Para hacer frente a la situación
que creaba el hundimiento del franquismo tras la muerte del dictador nació el
consenso. Fue liderado por una derecha salida del régimen recién desaparecido
pero con ideas reformistas y democráticas. Pese a los esfuerzos de la oposición
democrática ilegal o tolerada, del movimiento sindical y de los progresistas
que se movían en todos los sectores, las mayorías estuvieron con esa derecha
reformista de origen franquista en todas las consultas de aquellos momentos
decisivos. La debilidad política de unos (izquierda democrática y nacionalismos
periféricos), el lastre originario de otros (derecha reformista), la necesidad
de neutralizar los restos del franquismo y la ingente tarea que se presentaba
de reconstrucción política y económica condujo a un consenso básico para la transición.
Por mucho que ahora se critique, fue un logro de la clase política como ha
habido pocos en nuestra historia reciente, ratificado y homologado por la
acogida mundial y por ser utilizado como referente en la sustitución de muchas
dictaduras, personales o de partido, en las postrimerías del S.XX.
En Alemania, en las elecciones
del 2005, la aritmética electoral y la necesidad de afrontar de modo definitivo
los efectos económicos y sociales negativos de la reunificación indujo a los
políticos democristianos y socialdemócratas a componer una gran coalición
(Grosse Koalition) entre los dos partidos históricamente antagónicos.
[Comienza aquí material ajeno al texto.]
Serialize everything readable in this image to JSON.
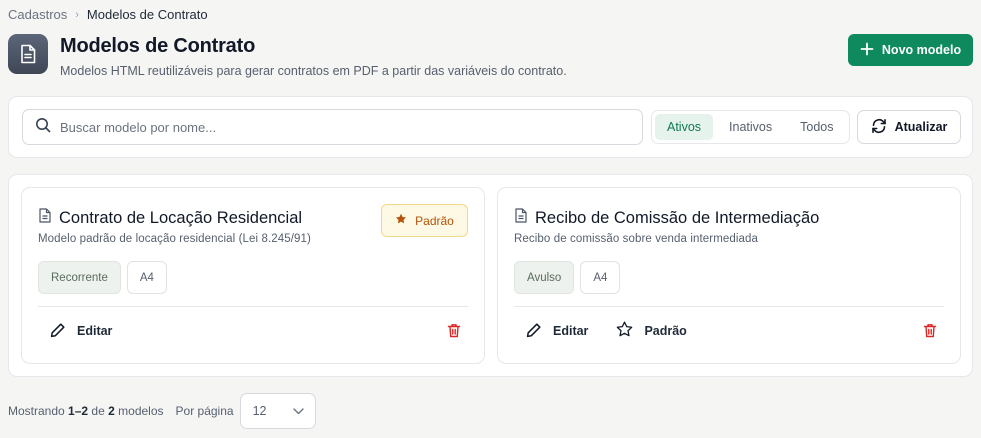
{
  "breadcrumb": {
    "parent": "Cadastros",
    "separator": "›",
    "current": "Modelos de Contrato"
  },
  "header": {
    "icon": "document-icon",
    "title": "Modelos de Contrato",
    "subtitle": "Modelos HTML reutilizáveis para gerar contratos em PDF a partir das variáveis do contrato.",
    "new_button": "Novo modelo"
  },
  "toolbar": {
    "search_placeholder": "Buscar modelo por nome...",
    "search_value": "",
    "filters": [
      "Ativos",
      "Inativos",
      "Todos"
    ],
    "active_filter": "Ativos",
    "refresh_button": "Atualizar"
  },
  "templates": [
    {
      "name": "Contrato de Locação Residencial",
      "description": "Modelo padrão de locação residencial (Lei 8.245/91)",
      "type": "Recorrente",
      "paper": "A4",
      "default_badge": "Padrão",
      "actions": [
        "Editar"
      ]
    },
    {
      "name": "Recibo de Comissão de Intermediação",
      "description": "Recibo de comissão sobre venda intermediada",
      "type": "Avulso",
      "paper": "A4",
      "actions": [
        "Editar",
        "Padrão"
      ]
    }
  ],
  "footer": {
    "showing_prefix": "Mostrando",
    "range": "1–2",
    "of": "de",
    "total": "2",
    "unit": "modelos",
    "per_page_label": "Por página",
    "per_page_value": "12"
  },
  "colors": {
    "primary": "#0f8a5f",
    "active_filter_bg": "#e6f3ec",
    "default_badge_bg": "#fef9e4",
    "default_badge_text": "#b45309",
    "delete": "#dc2626"
  }
}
Las
reformas que la canciller Merkel nos dice que su país ya realizó y que ahora
nos exige a nosotros se fraguaron en aquellos años de coalición, 2005-09
(reforma laboral, de las pensiones, etc.).
Fórmulas de colaboración entre
partidos antagónicos las ha habido siempre y en todas latitudes a condición de
que la gravedad de la situación lo requiriera. En España se ha dado
parcialmente para el caso del terrorismo, comprometiéndose la oposición a no
criticar la política gubernamental en ese sector, aunque, de hecho, sólo la
izquierda la haya respetado.
La situación de España en este
momento es muy grave. La crisis económica no requiere comentarios, basta con
recordar los cinco millones largos de parados y que estamos pendientes de un
rescate cuyas condiciones empeorarán la situación actual y no es ni mucho menos
seguro que nos saque del de círculo infernal en que ha caído la deuda. La
deriva soberanista en las dos comunidades con fuerte presencia nacionalista
amenaza con descomponer el perfil territorial de España de los últimos
quinientos años. Pero es que además es posible el contagio en otras
comunidades. Hay una crisis institucional que hace tambalear a la monarquía, al
Congreso, a los partidos, a los sindicatos… El desprestigio de los políticos y
de la política está poniendo en cuestión el sistema mismo de democracia
representativa.
Los desafíos a los que ha de
hacer frente el gobierno en los próximos meses nos llena de inquietud, pero hace
que se nos erice el pelo si pensamos que el gabinete actual se dispone a
lidiarlos en solitario, armado de la habitual soberbia de la derecha
fundamentalista, si se me permite la expresión, y esgrimiendo el arma de la
mayoría absoluta, arma poderosa de saber blandirla. Sin duda su altura de miras
llegará hasta ofertar a los demás que se unan al carro, pero callados, o se
queden fuera, pero también en silencio, según su concepto demostrado de
consenso.
He puesto ejemplos de
colaboración comprometida entre contrarios, uno en la España contemporánea y otro
en Alemania, protagonizado por la propia Merkel. Ambos surgieron en una
situación difícil. ¿No ven los dos grandes partidos españoles de hoy la
conveniencia (¿necesidad?) de ensayar uno u otro modelo, o quizás una nueva fórmula?
La derecha tiene la responsabilidad de la iniciativa y de hacer posible la
incorporación de los demás. El PSOE la de cerrar su crisis interna y aclarar de
una vez por todas su discurso económico y territorial-identitario.